The rest of the matrix is filled accordingly:

\begin{equation*} \begin{array}{r|llll} \amp \varepsilon \amp \mathtt{t} \amp \mathtt{a} \amp \mathtt{g} \\ \hline \varepsilon \amp \amp 1 \amp 2 \amp 3 \\ \mathtt{t} \amp 1 \amp 0 \amp 1 \amp 2 \\ \mathtt{o} \amp 2 \amp 1 \amp 1 \amp 2 \\ \mathtt{r} \amp 3 \amp 2 \amp 2 \amp 2 \\ \mathtt{e} \amp 4 \amp 3 \amp 3 \amp \color{red}{3} \\ \end{array} \end{equation*}

According to the definition in Definition 5.4.3, the entry in row $$i$$ and column $$j$$ equals to the minimum edit distance of the words $$a[1:i]$$ and $$b[1:j]\text{.}$$ The elements of the first row and column are always the same for each pair of words. All other elements can be computed from the elements above, left, and above left.

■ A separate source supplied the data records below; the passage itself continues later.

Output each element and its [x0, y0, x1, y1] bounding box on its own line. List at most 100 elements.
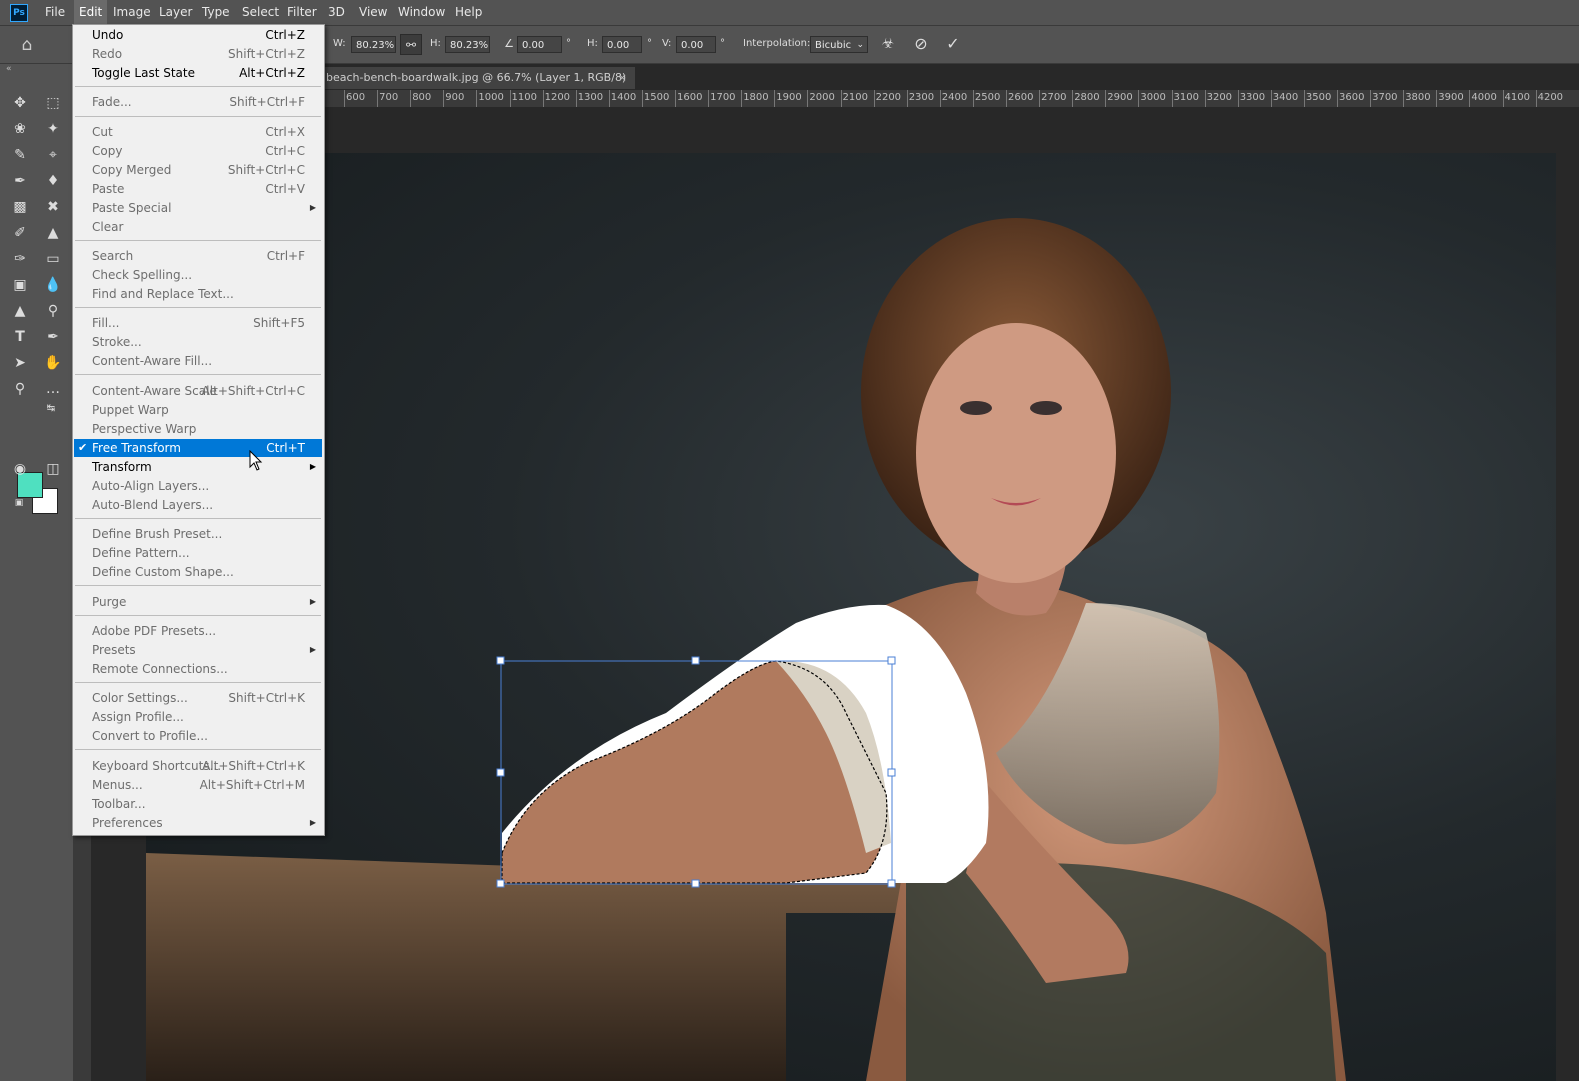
menu-keyboard-shortcuts[interactable]: Keyboard Shortcuts... Alt+Shift+Ctrl+K — [74, 757, 322, 775]
angle-field[interactable]: 0.00 — [517, 36, 562, 53]
marquee-tool-icon[interactable]: ⬚ — [41, 92, 65, 114]
frame-tool-icon[interactable]: ▩ — [8, 196, 32, 218]
menu-filter[interactable]: Filter — [282, 0, 322, 25]
path-select-tool-icon[interactable]: ➤ — [8, 352, 32, 374]
menu-fade[interactable]: Fade... Shift+Ctrl+F — [74, 93, 322, 111]
menu-3d[interactable]: 3D — [323, 0, 350, 25]
default-colors-icon[interactable]: ▣ — [12, 496, 26, 510]
menu-assign-profile[interactable]: Assign Profile... — [74, 708, 322, 726]
menu-transform[interactable]: Transform ▶ — [74, 458, 322, 476]
menu-select[interactable]: Select — [237, 0, 284, 25]
menu-presets[interactable]: Presets ▶ — [74, 641, 322, 659]
more-tools-icon[interactable]: … — [41, 378, 65, 400]
home-icon[interactable]: ⌂ — [14, 34, 40, 56]
menu-paste-special[interactable]: Paste Special ▶ — [74, 199, 322, 217]
ruler-tick — [509, 90, 511, 107]
menu-toggle-last-state[interactable]: Toggle Last State Alt+Ctrl+Z — [74, 64, 322, 82]
quick-mask-icon[interactable]: ◉ — [8, 458, 32, 480]
menu-help[interactable]: Help — [450, 0, 487, 25]
menu-view[interactable]: View — [354, 0, 392, 25]
menu-define-pattern[interactable]: Define Pattern... — [74, 544, 322, 562]
menu-color-settings[interactable]: Color Settings... Shift+Ctrl+K — [74, 689, 322, 707]
menu-check-spelling[interactable]: Check Spelling... — [74, 266, 322, 284]
healing-tool-icon[interactable]: ✖ — [41, 196, 65, 218]
menu-perspective-warp[interactable]: Perspective Warp — [74, 420, 322, 438]
menu-type[interactable]: Type — [197, 0, 235, 25]
menu-window[interactable]: Window — [393, 0, 450, 25]
warp-mode-icon[interactable]: ☣ — [877, 34, 899, 54]
menu-menus[interactable]: Menus... Alt+Shift+Ctrl+M — [74, 776, 322, 794]
menu-define-brush[interactable]: Define Brush Preset... — [74, 525, 322, 543]
menu-stroke[interactable]: Stroke... — [74, 333, 322, 351]
menu-clear[interactable]: Clear — [74, 218, 322, 236]
menu-image[interactable]: Image — [108, 0, 156, 25]
ruler-tick — [1370, 90, 1372, 107]
type-tool-icon[interactable]: T — [8, 326, 32, 348]
menu-cut[interactable]: Cut Ctrl+X — [74, 123, 322, 141]
menu-free-transform[interactable]: ✔ Free Transform Ctrl+T — [74, 439, 322, 457]
interpolation-label: Interpolation: — [743, 38, 811, 49]
menu-paste[interactable]: Paste Ctrl+V — [74, 180, 322, 198]
menu-auto-align[interactable]: Auto-Align Layers... — [74, 477, 322, 495]
ruler-tick-label: 3100 — [1173, 92, 1199, 103]
quick-select-tool-icon[interactable]: ✎ — [8, 144, 32, 166]
history-brush-tool-icon[interactable]: ✑ — [8, 248, 32, 270]
paint-bucket-tool-icon[interactable]: ♦ — [41, 170, 65, 192]
ruler-tick — [1303, 90, 1305, 107]
menu-define-shape[interactable]: Define Custom Shape... — [74, 563, 322, 581]
lasso-tool-icon[interactable]: ❀ — [8, 118, 32, 140]
document-tab[interactable]: beach-bench-boardwalk.jpg @ 66.7% (Layer… — [323, 67, 635, 106]
commit-transform-icon[interactable]: ✓ — [942, 34, 964, 54]
gradient-tool-icon[interactable]: ▣ — [8, 274, 32, 296]
menu-copy[interactable]: Copy Ctrl+C — [74, 142, 322, 160]
blur-tool-icon[interactable]: 💧 — [41, 274, 65, 296]
menu-remote-connections[interactable]: Remote Connections... — [74, 660, 322, 678]
move-tool-icon[interactable]: ✥ — [8, 92, 32, 114]
menu-preferences[interactable]: Preferences ▶ — [74, 814, 322, 832]
menu-find-replace[interactable]: Find and Replace Text... — [74, 285, 322, 303]
pen-tool-icon[interactable]: ✒ — [41, 326, 65, 348]
hand-tool-icon[interactable]: ✋ — [41, 352, 65, 374]
menu-undo[interactable]: Undo Ctrl+Z — [74, 26, 322, 44]
swap-colors-icon[interactable]: ↹ — [44, 402, 58, 416]
vskew-field[interactable]: 0.00 — [676, 36, 716, 53]
menu-bar: Ps File Edit Image Layer Type Select Fil… — [0, 0, 1579, 26]
menu-layer[interactable]: Layer — [154, 0, 197, 25]
link-icon[interactable]: ⚯ — [400, 34, 422, 55]
stamp-tool-icon[interactable]: ▲ — [41, 222, 65, 244]
menu-purge[interactable]: Purge ▶ — [74, 593, 322, 611]
document-canvas[interactable] — [146, 153, 1556, 1081]
sharpen-tool-icon[interactable]: ▲ — [8, 300, 32, 322]
screen-mode-icon[interactable]: ◫ — [41, 458, 65, 480]
menu-fill[interactable]: Fill... Shift+F5 — [74, 314, 322, 332]
dodge-tool-icon[interactable]: ⚲ — [41, 300, 65, 322]
menu-content-aware-scale[interactable]: Content-Aware Scale Alt+Shift+Ctrl+C — [74, 382, 322, 400]
menu-content-aware-fill[interactable]: Content-Aware Fill... — [74, 352, 322, 370]
menu-pdf-presets[interactable]: Adobe PDF Presets... — [74, 622, 322, 640]
hskew-field[interactable]: 0.00 — [602, 36, 642, 53]
eraser-tool-icon[interactable]: ▭ — [41, 248, 65, 270]
menu-convert-profile[interactable]: Convert to Profile... — [74, 727, 322, 745]
menu-search[interactable]: Search Ctrl+F — [74, 247, 322, 265]
height-field[interactable]: 80.23% — [445, 36, 490, 53]
ruler-tick-label: 700 — [379, 92, 399, 103]
ruler-tick — [377, 90, 379, 107]
menu-copy-merged[interactable]: Copy Merged Shift+Ctrl+C — [74, 161, 322, 179]
menu-puppet-warp[interactable]: Puppet Warp — [74, 401, 322, 419]
menu-edit[interactable]: Edit — [74, 0, 108, 25]
menu-redo[interactable]: Redo Shift+Ctrl+Z — [74, 45, 322, 63]
width-label: W: — [333, 38, 346, 49]
collapse-icon[interactable]: « — [6, 64, 12, 74]
close-icon[interactable]: × — [618, 67, 627, 89]
menu-file[interactable]: File — [40, 0, 70, 25]
object-select-tool-icon[interactable]: ✦ — [41, 118, 65, 140]
brush-tool-icon[interactable]: ✐ — [8, 222, 32, 244]
crop-tool-icon[interactable]: ⌖ — [41, 144, 65, 166]
cancel-transform-icon[interactable]: ⊘ — [910, 34, 932, 54]
interpolation-select[interactable]: Bicubic ⌄ — [810, 36, 868, 53]
menu-auto-blend[interactable]: Auto-Blend Layers... — [74, 496, 322, 514]
menu-toolbar[interactable]: Toolbar... — [74, 795, 322, 813]
eyedropper-tool-icon[interactable]: ✒ — [8, 170, 32, 192]
zoom-tool-icon[interactable]: ⚲ — [8, 378, 32, 400]
width-field[interactable]: 80.23% — [351, 36, 396, 53]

Computing the minimum edit distance is an optimization problem because we are looking not only for the cost of some sequence of edits but for the minimum cost. The property of this problem that makes it amenable to be solved with dynamic programming is that it possesses optimal substructure: The optimal solution $$\edist(i,j)$$ can be computed from the optimal solutions $$\edist(i,j-1)\text{,}$$ $$\edist(i-1,j)\text{,}$$ $$\edist(i-1,j-1)$$ of the respective sub-problems.